Walden currently operates with a $720,000 annual budget, and Blue Apple Players works with $406,000 per year. Walden receives funding from the Kentucky Arts Council and is a funding cultural partner of the Fund for the Arts, and Blue Apple Players has received grants from the Fund for the Arts for educational programming in schools and community centers. Both organizations receive financial support from Metro Louisville’s External Agency Fund.

Blue Apple board chair Tanner Watkins says combining their budgets will allow their educational programming to scale up considerably.

“Once you’re over the million-dollar threshold, you can apply for some serious grants that aren’t available to arts organizations with budgets under one-million,” he says. 

Details of what the new organization will look like, including leadership and even the name, are still being determined. Watkins says figuring out the identity of the new entity will be a welcome challenge. 

“Walden is a top-notch conservatory for serious actors and children who want to be serious actors, and Blue Apple [serves] younger kids. We want to find an identity that encapsulates all of that. I think we have our work cut out for us, but that’s going to be one of the most fun parts of this process,” says Watkins. 

Koch says the foundations of this merger have been in place for years, as the two organizations have shared part-time teaching staff and collaborated on a number of areas since the 1970s. 

“We know each other very well and we can focus on each other’s strengths and capitalize on each other’s strengths [as we merge],” says Koch.

“Over the course of decades we have worked with each other on programming, and fundraising, and different activities in a very collaborative nature,” she adds.

One of those collaborations – intentional or not – is shared staff.
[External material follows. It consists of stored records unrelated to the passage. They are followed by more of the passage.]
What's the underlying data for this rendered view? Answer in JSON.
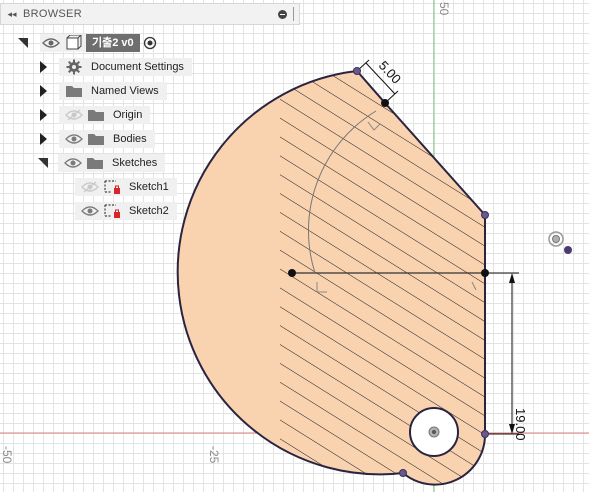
{
  "browser": {
    "title": "BROWSER",
    "root": {
      "name": "기출2 v0"
    },
    "items": [
      {
        "label": "Document Settings",
        "icon": "gear-icon",
        "visible": null,
        "expandable": true,
        "expanded": false
      },
      {
        "label": "Named Views",
        "icon": "folder-icon",
        "visible": null,
        "expandable": true,
        "expanded": false
      },
      {
        "label": "Origin",
        "icon": "folder-icon",
        "visible": false,
        "expandable": true,
        "expanded": false
      },
      {
        "label": "Bodies",
        "icon": "folder-icon",
        "visible": true,
        "expandable": true,
        "expanded": false
      },
      {
        "label": "Sketches",
        "icon": "folder-icon",
        "visible": true,
        "expandable": true,
        "expanded": true
      },
      {
        "label": "Sketch1",
        "icon": "sketch-icon",
        "visible": false,
        "expandable": false
      },
      {
        "label": "Sketch2",
        "icon": "sketch-icon",
        "visible": true,
        "expandable": false
      }
    ]
  },
  "canvas": {
    "axis_labels": {
      "x_neg50": "-50",
      "x_neg25": "-25",
      "y_top": "50"
    },
    "dimensions": {
      "angled": "5.00",
      "vertical": "19.00"
    },
    "colors": {
      "profile_fill": "#f9d2b0",
      "profile_stroke": "#2a2440",
      "hatch": "#1c1c1c",
      "x_axis": "#e08080",
      "y_axis": "#7fc07f",
      "sketch_point": "#6a5a8a"
    }
  }
}
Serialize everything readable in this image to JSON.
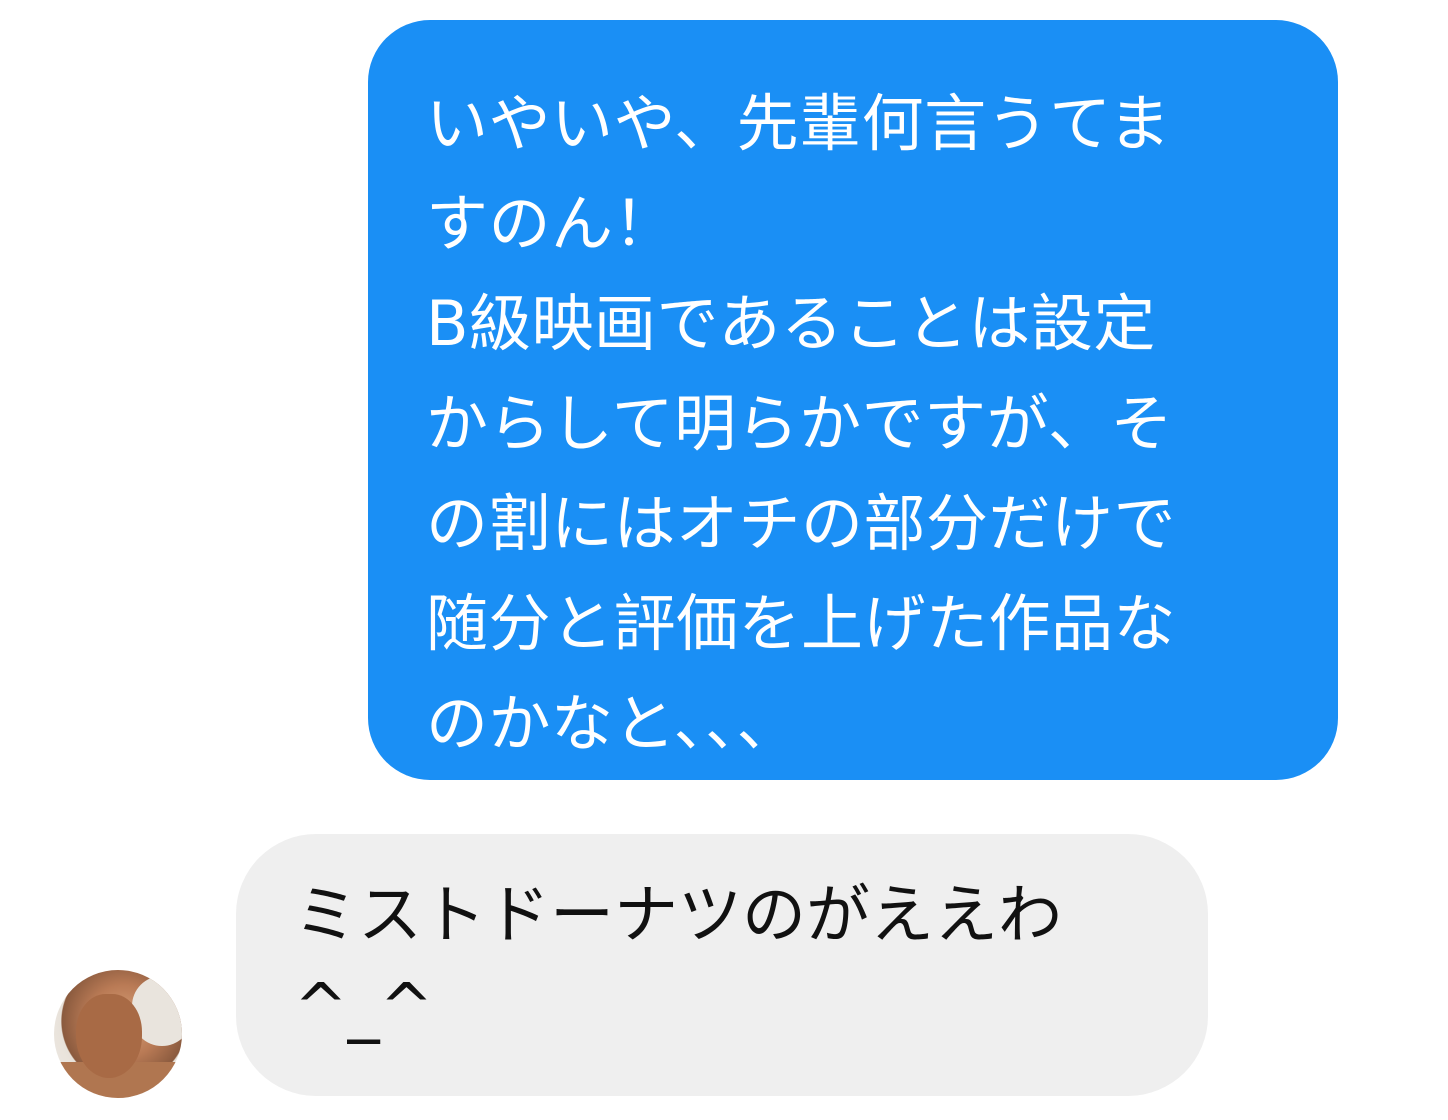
{
  "messages": {
    "outgoing": {
      "lines": [
        "いやいや、先輩何言うてま",
        "すのん！",
        "B級映画であることは設定",
        "からして明らかですが、そ",
        "の割にはオチの部分だけで",
        "随分と評価を上げた作品な",
        "のかなと、、、"
      ],
      "bubble_color": "#1a8ff5",
      "text_color": "#ffffff"
    },
    "incoming": {
      "lines": [
        "ミストドーナツのがええわ",
        "^_^"
      ],
      "bubble_color": "#efefef",
      "text_color": "#111111"
    }
  },
  "avatar": {
    "icon": "user-avatar-photo"
  }
}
Both organizations operate with lean full-time staffs (Walden has eight full-time employees, Blue Apple has four) and rely heavily on dozens of part-time teaching artists, many of whom work or have worked for both organizations.

“When you’re in a smaller entity, you end up wearing multiple hats, some of which fit you a little better than others,” says Koch. “Now that we can have a larger staff and collection of teaching artists together, we’ll be able to apply their skill sets in a thoughtful way.”

Koch says they have no plans at this time to downsize staff on either side. Planned outreach programs in schools will not change for the fall, and Walden’s conservatory program will remain largely unchanged at this time.